Occupy ist nicht greifbar, nicht angreifbar.
Alte Regeln gelten nicht mehr.
Das große Wort von Verantwortung wird neu geschrieben.
Regierende und Funktionäre, Banken- und Konzernchefs: Jetzt stehen sie in der Verantwortung.
Und vielen gefällt das nicht.
Occupy ist in erster Linie ein Protest gegen das Finanzsystem.
Gegen das weiterhin bestehende provisionsgetriebene Handeln bei Banken, das risikofreudige Spekulieren an der Börse, das Abzocken von Anlegern, gegen Milliardenverluste auf den Rücken von Kunden, Kreditnehmern oder allen, die an eine Altersversorgung glaubten.
Gleichzeitig richtet sich der Protest aber auch gegen die kleine Elite der Reichen und Mächtigen.
Sie sollen daran erinnert werden, wem sie Geld und Einfluss verdanken.
Und während immer mehr Menschen auf der Welt unter finanziellen und sozialen Druck geraten, soll die Minderheit, die davon profitiert auch Grenzen erleben – und für ihr Handeln zur Verantwortung gezogen werden.
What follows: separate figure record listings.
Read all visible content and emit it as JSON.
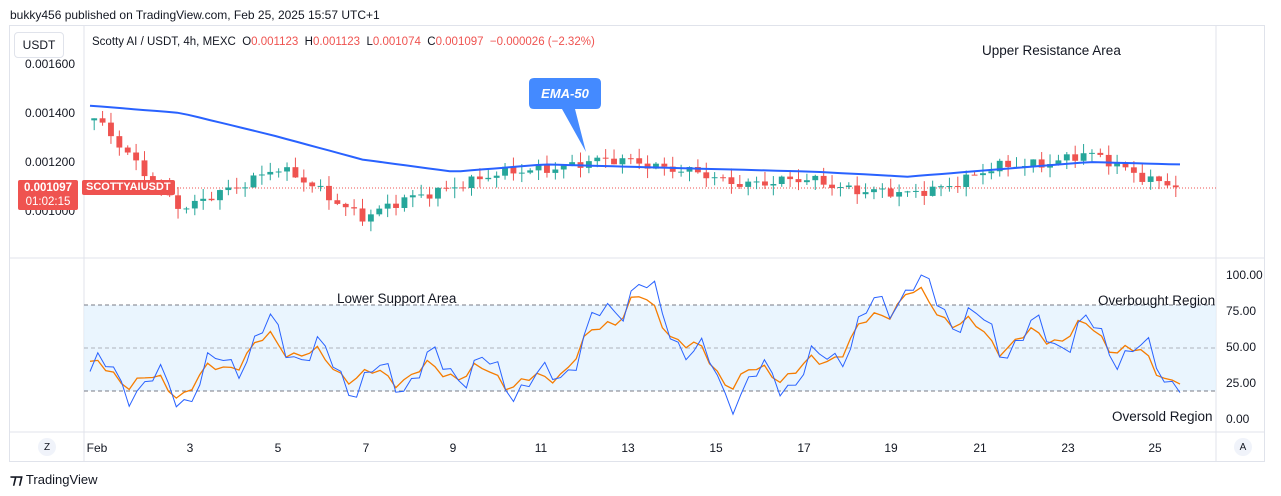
{
  "header": {
    "published": "bukky456 published on TradingView.com, Feb 25, 2025 15:57 UTC+1"
  },
  "toolbar": {
    "currency": "USDT"
  },
  "symbol": {
    "title": "Scotty AI / USDT, 4h, MEXC",
    "o_label": "O",
    "o": "0.001123",
    "h_label": "H",
    "h": "0.001123",
    "l_label": "L",
    "l": "0.001074",
    "c_label": "C",
    "c": "0.001097",
    "change": "−0.000026 (−2.32%)"
  },
  "badges": {
    "last_price": "0.001097",
    "countdown": "01:02:15",
    "ticker": "SCOTTYAIUSDT"
  },
  "annotations": {
    "ema_label": "EMA-50",
    "upper_resistance": "Upper Resistance Area",
    "lower_support": "Lower Support Area",
    "overbought": "Overbought Region",
    "oversold": "Oversold Region"
  },
  "price_axis": [
    "0.001600",
    "0.001400",
    "0.001200",
    "0.001000"
  ],
  "stoch_axis": [
    "100.00",
    "75.00",
    "50.00",
    "25.00",
    "0.00"
  ],
  "time_axis": [
    "Feb",
    "3",
    "5",
    "7",
    "9",
    "11",
    "13",
    "15",
    "17",
    "19",
    "21",
    "23",
    "25"
  ],
  "footer": {
    "brand": "TradingView",
    "left_button": "Z",
    "right_button": "A"
  },
  "colors": {
    "up": "#26a69a",
    "down": "#ef5350",
    "ema": "#2962ff",
    "k_line": "#2962ff",
    "d_line": "#f57c00",
    "band": "#e3f2fd"
  },
  "chart_data": [
    {
      "type": "line",
      "title": "Scotty AI / USDT, 4h, MEXC",
      "series": [
        {
          "name": "EMA-50",
          "x": [
            "Feb",
            "3",
            "5",
            "7",
            "9",
            "11",
            "13",
            "15",
            "17",
            "19",
            "21",
            "23",
            "25"
          ],
          "values": [
            0.00143,
            0.0014,
            0.00131,
            0.00121,
            0.00116,
            0.00119,
            0.00118,
            0.00117,
            0.00116,
            0.00114,
            0.00117,
            0.0012,
            0.00119
          ]
        }
      ],
      "close_approx": [
        0.00137,
        0.001,
        0.00118,
        0.00098,
        0.00111,
        0.00118,
        0.00121,
        0.00112,
        0.00112,
        0.00106,
        0.00117,
        0.00123,
        0.0011
      ],
      "last_close": 0.001097,
      "ylim": [
        0.00088,
        0.00167
      ],
      "ytick_labels": [
        "0.001600",
        "0.001400",
        "0.001200",
        "0.001000"
      ]
    },
    {
      "type": "line",
      "ylim": [
        0,
        100
      ],
      "levels": [
        20,
        50,
        80
      ],
      "series": [
        {
          "x": [
            "Feb",
            "3",
            "5",
            "7",
            "9",
            "11",
            "13",
            "15",
            "17",
            "19",
            "21",
            "23",
            "25"
          ],
          "values": [
            33,
            18,
            60,
            25,
            38,
            22,
            95,
            20,
            35,
            95,
            55,
            60,
            30
          ]
        },
        {
          "x": [
            "Feb",
            "3",
            "5",
            "7",
            "9",
            "11",
            "13",
            "15",
            "17",
            "19",
            "21",
            "23",
            "25"
          ],
          "values": [
            35,
            20,
            55,
            28,
            34,
            24,
            85,
            28,
            36,
            88,
            52,
            62,
            27
          ]
        }
      ]
    }
  ]
}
Sascha: „Erstmals geht der Widerstand nicht von einem Lager aus. Die unterschiedlichsten Menschen beteiligen sich. Weil es um die Menschen geht. Die Menschen haben sich lange ‚danach gesehnt Und Occupy ist ihre Plattform.“
Öfter schaut ein Polizist im Zelt-Lager in der City vorbei.
Freundlich fragt er, was ertun, wie er helfen kann. Von Abneigung keine Spur.
Selbst das Bezirksamt-Mitte gibt Ruhe. Der schlagzeilenfreudige Amtschef Markus Schreiber hatte zunächst offenbar ein Problem mit den Kampierern von Occupy.
Jetzt werden sie geduldet. Hat Schreiber plötzlich Fingerspitzengefühl entdeckt oder wurde er von seiner Partei, der SPD, die Hamburg regiert, zurückgepfiffen?
Gerade wird von einer nahegelegenen Bäckerei- Filiale Kuchen gebracht.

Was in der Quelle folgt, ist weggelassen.